While numerous complications can occur with cosmetic blepharoplasty — particularly, lower lid blepharoplasty — aesthetic surgeons can often avoid these by taking simple precautions, according to William P. Mack, M.D., an oculoplastic surgeon at the Mack Center for Facial and Eyelid Cosmetic Surgery, in Tampa, Fla.

William P. Mack, M.D.An effective cosmetic blepharoplasty achieves a refreshed, natural result, with minimal bruising, swelling and downtime, says Dr. Mack, who presented on how to achieve an effective cosmetic blepharoplasty during the 2017 Vegas Cosmetic Surgery and Aesthetic Dermatology meeting, in Las Vegas.

It’s imperative that aesthetic surgeons focus on thorough history taking and physical exams to avoid potential blepharoplasty-associated complications, he says.

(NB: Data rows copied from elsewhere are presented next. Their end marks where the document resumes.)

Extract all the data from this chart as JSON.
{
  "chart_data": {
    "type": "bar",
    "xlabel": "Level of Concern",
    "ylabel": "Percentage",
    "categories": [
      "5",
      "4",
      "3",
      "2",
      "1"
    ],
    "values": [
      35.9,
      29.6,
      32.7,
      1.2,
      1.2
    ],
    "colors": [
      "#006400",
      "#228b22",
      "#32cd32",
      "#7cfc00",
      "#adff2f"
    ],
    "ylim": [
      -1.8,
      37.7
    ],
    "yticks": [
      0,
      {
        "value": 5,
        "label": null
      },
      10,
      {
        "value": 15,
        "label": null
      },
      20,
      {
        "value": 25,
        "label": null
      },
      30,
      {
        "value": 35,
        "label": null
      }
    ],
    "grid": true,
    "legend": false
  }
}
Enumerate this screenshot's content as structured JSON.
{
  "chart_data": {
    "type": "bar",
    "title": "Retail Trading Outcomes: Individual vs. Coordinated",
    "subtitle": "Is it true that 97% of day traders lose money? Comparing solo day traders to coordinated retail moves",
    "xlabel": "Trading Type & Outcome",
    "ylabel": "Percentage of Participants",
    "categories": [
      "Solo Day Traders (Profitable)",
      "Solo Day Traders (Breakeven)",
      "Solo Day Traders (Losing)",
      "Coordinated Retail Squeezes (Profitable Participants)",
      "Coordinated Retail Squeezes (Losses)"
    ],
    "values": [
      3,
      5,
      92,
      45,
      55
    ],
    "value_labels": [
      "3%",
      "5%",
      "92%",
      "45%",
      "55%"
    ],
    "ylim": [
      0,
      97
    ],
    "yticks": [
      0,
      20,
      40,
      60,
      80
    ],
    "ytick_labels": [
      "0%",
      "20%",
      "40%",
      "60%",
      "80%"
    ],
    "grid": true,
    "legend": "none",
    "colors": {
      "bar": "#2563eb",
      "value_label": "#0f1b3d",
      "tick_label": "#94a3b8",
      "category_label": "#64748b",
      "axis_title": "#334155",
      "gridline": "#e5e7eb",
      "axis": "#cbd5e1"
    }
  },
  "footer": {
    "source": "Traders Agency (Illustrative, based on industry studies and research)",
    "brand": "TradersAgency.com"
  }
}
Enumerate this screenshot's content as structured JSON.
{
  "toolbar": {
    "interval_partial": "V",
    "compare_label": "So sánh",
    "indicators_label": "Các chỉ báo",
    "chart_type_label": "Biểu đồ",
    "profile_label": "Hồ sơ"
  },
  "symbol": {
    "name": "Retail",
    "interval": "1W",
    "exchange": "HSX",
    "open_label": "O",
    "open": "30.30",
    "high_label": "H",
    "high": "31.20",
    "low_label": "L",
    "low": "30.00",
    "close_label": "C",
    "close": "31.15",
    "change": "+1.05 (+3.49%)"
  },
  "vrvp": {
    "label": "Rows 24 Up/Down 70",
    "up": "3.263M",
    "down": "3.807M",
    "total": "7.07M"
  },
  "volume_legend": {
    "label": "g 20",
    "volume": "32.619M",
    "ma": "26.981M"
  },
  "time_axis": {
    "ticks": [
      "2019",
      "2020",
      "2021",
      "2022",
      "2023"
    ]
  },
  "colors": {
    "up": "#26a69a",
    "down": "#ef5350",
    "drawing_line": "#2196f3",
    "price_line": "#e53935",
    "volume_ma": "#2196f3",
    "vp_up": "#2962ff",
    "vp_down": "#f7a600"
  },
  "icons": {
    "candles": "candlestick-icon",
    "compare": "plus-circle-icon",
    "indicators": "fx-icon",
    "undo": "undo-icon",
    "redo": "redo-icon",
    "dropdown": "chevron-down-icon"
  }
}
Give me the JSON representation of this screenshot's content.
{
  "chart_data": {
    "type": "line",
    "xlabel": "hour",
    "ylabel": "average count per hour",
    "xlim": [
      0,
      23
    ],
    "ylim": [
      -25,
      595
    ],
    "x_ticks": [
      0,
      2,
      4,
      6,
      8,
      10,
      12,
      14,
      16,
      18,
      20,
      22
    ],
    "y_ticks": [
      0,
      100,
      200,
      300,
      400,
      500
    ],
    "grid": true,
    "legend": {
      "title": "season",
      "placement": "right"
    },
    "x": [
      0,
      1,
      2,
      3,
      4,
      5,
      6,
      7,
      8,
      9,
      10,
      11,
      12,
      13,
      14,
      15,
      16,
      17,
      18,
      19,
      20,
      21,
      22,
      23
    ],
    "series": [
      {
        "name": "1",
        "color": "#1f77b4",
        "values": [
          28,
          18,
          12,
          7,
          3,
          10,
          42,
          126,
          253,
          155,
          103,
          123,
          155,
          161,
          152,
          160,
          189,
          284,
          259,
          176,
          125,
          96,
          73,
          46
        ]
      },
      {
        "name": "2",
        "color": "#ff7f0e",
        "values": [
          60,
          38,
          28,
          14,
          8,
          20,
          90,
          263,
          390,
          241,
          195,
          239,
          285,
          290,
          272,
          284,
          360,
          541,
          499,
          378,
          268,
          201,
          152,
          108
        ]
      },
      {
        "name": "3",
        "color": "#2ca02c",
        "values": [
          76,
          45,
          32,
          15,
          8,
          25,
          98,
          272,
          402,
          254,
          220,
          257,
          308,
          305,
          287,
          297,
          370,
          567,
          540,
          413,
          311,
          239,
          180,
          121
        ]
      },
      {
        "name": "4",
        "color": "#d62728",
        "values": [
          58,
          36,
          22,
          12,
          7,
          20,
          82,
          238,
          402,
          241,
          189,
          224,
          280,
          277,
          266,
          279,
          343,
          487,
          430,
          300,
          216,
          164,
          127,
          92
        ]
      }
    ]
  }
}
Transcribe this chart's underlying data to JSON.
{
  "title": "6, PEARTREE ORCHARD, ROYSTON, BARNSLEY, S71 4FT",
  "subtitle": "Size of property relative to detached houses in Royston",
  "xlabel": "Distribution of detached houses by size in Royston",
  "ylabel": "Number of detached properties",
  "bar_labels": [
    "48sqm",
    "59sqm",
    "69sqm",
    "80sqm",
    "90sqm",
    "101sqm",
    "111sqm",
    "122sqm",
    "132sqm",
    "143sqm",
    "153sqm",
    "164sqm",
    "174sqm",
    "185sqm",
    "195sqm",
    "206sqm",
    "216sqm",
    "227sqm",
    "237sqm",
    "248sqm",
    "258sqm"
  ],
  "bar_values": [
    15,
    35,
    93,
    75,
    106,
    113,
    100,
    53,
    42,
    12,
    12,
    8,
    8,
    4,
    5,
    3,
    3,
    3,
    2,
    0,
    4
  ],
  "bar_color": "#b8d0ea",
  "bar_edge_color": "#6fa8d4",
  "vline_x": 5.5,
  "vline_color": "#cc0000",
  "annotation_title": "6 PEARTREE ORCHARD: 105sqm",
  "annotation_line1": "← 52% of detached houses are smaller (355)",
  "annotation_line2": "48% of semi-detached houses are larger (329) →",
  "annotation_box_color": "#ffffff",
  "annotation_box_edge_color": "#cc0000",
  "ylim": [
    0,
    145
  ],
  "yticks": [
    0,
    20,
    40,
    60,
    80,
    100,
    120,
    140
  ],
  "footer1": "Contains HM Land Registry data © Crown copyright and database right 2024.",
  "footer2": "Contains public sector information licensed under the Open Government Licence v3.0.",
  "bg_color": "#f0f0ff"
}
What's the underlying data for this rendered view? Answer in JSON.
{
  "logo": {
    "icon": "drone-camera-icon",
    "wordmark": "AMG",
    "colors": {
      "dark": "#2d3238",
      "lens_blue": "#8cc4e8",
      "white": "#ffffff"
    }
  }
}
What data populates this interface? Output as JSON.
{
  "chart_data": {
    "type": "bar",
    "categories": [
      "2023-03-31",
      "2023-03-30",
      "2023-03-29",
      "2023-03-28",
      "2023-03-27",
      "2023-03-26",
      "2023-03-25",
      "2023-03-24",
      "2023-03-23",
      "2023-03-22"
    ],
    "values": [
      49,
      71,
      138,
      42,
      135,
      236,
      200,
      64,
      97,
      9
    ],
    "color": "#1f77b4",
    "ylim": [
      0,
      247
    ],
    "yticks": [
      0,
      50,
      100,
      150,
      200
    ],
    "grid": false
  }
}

Dr. Mack’s top three tips for an effective cosmetic blepharoplasty are:

Avoid orbital hemorrhage risks.

Orbital hemorrhage can lead to blindness. To avoid the complication, surgeons should have a thorough discussion with patients about medications that can cause bleeding, with a focus on over-the-counter medications, such as Vitamin E and fish oil. Most patients, he says, don’t realize these are blood thinners. To decrease post-operative bruising, Dr. Mack recommends judicious use of ice packs, as well as arnica, bromelain and Ocumend arnica gel pads (Cearna).

Find out if patients have had periorbital treatment with neuromodulators or fillers.

Ask patients about prior treatments with periorbital neuromodulators or fillers, and if they will continue to have those treatments in the future. The information is vital, as neuromodulator treatment, particularly in the forehead region, may affect the brow and eyelid position and contour. Surgeons must take what they learn into account for optimal surgical planning.

“Fillers in the periorbital region, especially in the lateral brow region, can also have an effect on brow/eyelid position and contour and this must be addressed preoperatively with appropriate surgical planning,” he says.

Know your upper eyelid and brow anatomy.

“Although ptosis can be caused by dehiscence of the levator aponeurosis during cosmetic upper eyelid blepharoplasty, I believe the most common cause of postoperative ptosis is when the diagnosis is missed, preoperatively,” Dr. Mack says. “Patients with dermatochalasis and-or ptosis will subconsciously contract their frontalis muscle to secondarily raise their eyelids. It is important during the preoperative assessment to manually relax the brow to accurately document the actual brow and lid positions for optimal surgical results.”

Underlying brow ptosis or lid ptosis should be corrected at the same time as the blepharoplasty, he says.